Why People Should Know Judy Heumann

by Emily Kranking

On March 4, the disability world lost a staple in Judy Heumann. However, Judy and her legacy have gotten little attention from the public; even right now when the world should be celebrating her. If you’re among those who don’t know about this amazing woman, we put a list of accomplishments together, so you can catch up on the “Mother of Disability Rights.”

  1.     Judy was the first disabled person to have a federal case.

 Judy first wheeled into the spotlight in the early 1970’s as a recent college graduate and a hopeful teacher. The New York City Board of Education refused to give her a teaching license as her wheelchair was a “fire hazard.” Throughout her life, Judy never took a “No” as an answer. Judy immediately sued the Board and took the case to federal court (Heumann v. Board of Education of the City of NY). Already knowing how to put policy to good use, Judy referred to the Civil Rights Act 1964 and cited that she couldn’t be hired because of her disability. The case gathered national attention and the majority of the public sided with her. Judy won the case, being the first teacher with a wheelchair in New York.

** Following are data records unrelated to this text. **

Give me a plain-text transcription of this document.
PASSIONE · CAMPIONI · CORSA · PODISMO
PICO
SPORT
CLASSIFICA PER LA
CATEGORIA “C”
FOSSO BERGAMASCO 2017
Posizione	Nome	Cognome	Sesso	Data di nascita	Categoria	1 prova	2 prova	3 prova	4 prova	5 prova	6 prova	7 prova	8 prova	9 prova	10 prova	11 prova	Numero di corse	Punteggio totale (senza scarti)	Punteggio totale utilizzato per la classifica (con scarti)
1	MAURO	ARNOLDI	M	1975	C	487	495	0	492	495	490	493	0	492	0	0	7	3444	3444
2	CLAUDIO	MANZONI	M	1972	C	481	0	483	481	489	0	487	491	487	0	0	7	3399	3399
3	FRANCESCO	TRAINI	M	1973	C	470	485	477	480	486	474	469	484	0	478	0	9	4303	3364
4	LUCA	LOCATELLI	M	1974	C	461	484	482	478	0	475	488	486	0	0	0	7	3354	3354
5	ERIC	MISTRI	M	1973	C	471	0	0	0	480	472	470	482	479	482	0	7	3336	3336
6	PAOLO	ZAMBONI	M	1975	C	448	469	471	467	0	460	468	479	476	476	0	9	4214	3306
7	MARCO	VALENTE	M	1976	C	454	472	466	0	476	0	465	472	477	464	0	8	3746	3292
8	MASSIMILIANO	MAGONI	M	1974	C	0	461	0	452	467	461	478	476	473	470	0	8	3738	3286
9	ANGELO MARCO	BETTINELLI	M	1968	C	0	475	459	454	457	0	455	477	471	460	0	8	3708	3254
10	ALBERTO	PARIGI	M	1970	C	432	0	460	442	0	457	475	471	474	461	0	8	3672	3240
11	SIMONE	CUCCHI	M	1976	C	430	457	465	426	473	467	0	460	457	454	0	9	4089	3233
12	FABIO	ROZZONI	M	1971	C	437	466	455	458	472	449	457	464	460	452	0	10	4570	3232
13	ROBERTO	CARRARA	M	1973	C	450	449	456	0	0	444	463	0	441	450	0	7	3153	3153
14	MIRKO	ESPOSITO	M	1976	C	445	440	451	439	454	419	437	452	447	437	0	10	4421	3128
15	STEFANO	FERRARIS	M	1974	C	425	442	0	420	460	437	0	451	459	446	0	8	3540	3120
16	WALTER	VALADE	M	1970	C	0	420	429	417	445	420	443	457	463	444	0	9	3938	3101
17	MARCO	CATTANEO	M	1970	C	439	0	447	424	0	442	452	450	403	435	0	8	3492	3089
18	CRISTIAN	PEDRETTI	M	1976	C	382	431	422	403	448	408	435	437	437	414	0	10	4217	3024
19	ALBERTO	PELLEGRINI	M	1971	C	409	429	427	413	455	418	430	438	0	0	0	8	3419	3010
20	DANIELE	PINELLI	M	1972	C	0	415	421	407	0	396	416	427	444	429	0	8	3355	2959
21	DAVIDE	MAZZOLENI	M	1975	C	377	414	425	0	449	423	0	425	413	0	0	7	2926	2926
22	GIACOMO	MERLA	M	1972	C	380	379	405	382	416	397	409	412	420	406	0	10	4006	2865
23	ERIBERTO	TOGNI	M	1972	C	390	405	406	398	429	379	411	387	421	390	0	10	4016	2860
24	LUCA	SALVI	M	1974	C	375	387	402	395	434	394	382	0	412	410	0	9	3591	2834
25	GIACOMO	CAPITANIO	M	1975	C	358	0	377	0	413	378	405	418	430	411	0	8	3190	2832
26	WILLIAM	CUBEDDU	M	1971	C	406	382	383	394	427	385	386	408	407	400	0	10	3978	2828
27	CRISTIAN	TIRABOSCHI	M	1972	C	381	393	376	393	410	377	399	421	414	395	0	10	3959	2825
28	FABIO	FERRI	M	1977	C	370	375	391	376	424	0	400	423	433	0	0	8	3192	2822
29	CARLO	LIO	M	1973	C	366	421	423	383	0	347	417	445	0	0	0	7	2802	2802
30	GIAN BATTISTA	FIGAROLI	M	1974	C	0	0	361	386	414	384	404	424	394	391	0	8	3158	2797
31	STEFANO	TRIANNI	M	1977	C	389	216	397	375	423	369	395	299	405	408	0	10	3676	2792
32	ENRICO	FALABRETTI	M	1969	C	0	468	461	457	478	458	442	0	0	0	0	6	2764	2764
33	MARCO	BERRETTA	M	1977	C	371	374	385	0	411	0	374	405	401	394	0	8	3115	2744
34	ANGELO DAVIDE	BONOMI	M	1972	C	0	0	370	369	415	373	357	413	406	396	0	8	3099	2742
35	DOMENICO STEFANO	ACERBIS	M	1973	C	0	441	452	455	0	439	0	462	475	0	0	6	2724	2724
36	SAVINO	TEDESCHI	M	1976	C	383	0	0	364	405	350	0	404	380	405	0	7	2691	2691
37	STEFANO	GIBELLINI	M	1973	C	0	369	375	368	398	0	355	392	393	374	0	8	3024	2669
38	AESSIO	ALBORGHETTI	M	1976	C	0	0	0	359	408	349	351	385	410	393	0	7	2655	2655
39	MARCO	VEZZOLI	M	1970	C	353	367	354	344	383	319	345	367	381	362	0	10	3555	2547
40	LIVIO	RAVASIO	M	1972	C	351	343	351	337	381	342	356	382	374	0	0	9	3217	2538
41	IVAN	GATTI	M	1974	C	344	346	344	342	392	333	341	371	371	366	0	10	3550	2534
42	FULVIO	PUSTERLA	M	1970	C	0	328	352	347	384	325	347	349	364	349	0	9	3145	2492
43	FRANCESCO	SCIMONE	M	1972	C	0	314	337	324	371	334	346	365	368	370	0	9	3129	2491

  1.     Judy was of the founders of the Disability Right movement

 In 1972, President Richard Nixon vetoed Section 504 of the Rehabilitation Act of 1973, the first bill that promised civil rights to disabled Americans. Judy was furious about this and led eighty other activists in the sit-in on Madison Avenue, stopping traffic in New York City. Section 504 found its way again in 1977 and the fate was squared up to Joseph Califano, the U.S. Secretary of Health, Education and Welfare. When he refused to sign it, Judy set up nation-wide protests across different HEW offices. Judy and the largest set of activists stayed in the San Francisco office, which was the longest by 26 days. Thanks to her amazing leadership and after numerous meetings with Califano and other politicians, Section 504 was finally signed. Disabled Americans finally were no longer allowed to deny services in the public. Ramps and elevators were required in all public buildings. Disability discrimination in a workplace environment then became illegal. This was all thanks to Judy’s self-proclaimed fussiness and her natural gift of leadership. You can learn more about the Section 504 movement and hear her famous speech to Califano at the 11:08 mark here.

  1.     Judy assisted in the development of other policies.

 Section 504 was not the only policy she had her hand in. While being a legislative assistant for the U.S. Senate Committee on Labor and Public Welfare, Judy developed the Individuals with Disabilities Education Act (or IDEA for short), officially opening schools for disabled students everywhere. Of course, Judy was one of the main voices for the Americans with Disabilities Act (securing all rights and freedoms to disabled Americans) and was one of the pro-lobbyists for the Convention on the Rights of Persons with Disabilities (which promises to the United Nations that the United States will never be discriminatory to disabled people).

  1.     Yes, she’s one of the stars of Netflix’s “Crip Camp.”

Thankfully, Judy garnered lots of recognition in her last couple of years. With President Barack and First Lady Michelle Obama as the executive producers (Just casual, no big deal), fellow disabled activists Nicole Newnham, Jim Lebrecht, and Sara Bolder made a documentary on life before and during the Section 504 movement. “Crip Camp” highlights disability culture at Camp Jened (or as they joked, “Disabled Woodstock”) and how Camp Jened shaped the activists that we know and love today, including our girl. Judy was even a camp counselor and orchestrated many of the camp activists, already being the girl boss that we loved so much. Netflix immediately fell in love with Crip Camp and bought it. Crip Camp opened Sundance and was nominated for Best Documentary at the Oscars. Judy, Nicole, Jim, and Sara even wheeled the red carpet and served iconic looks that we, here at No Limbits, wished that we designed.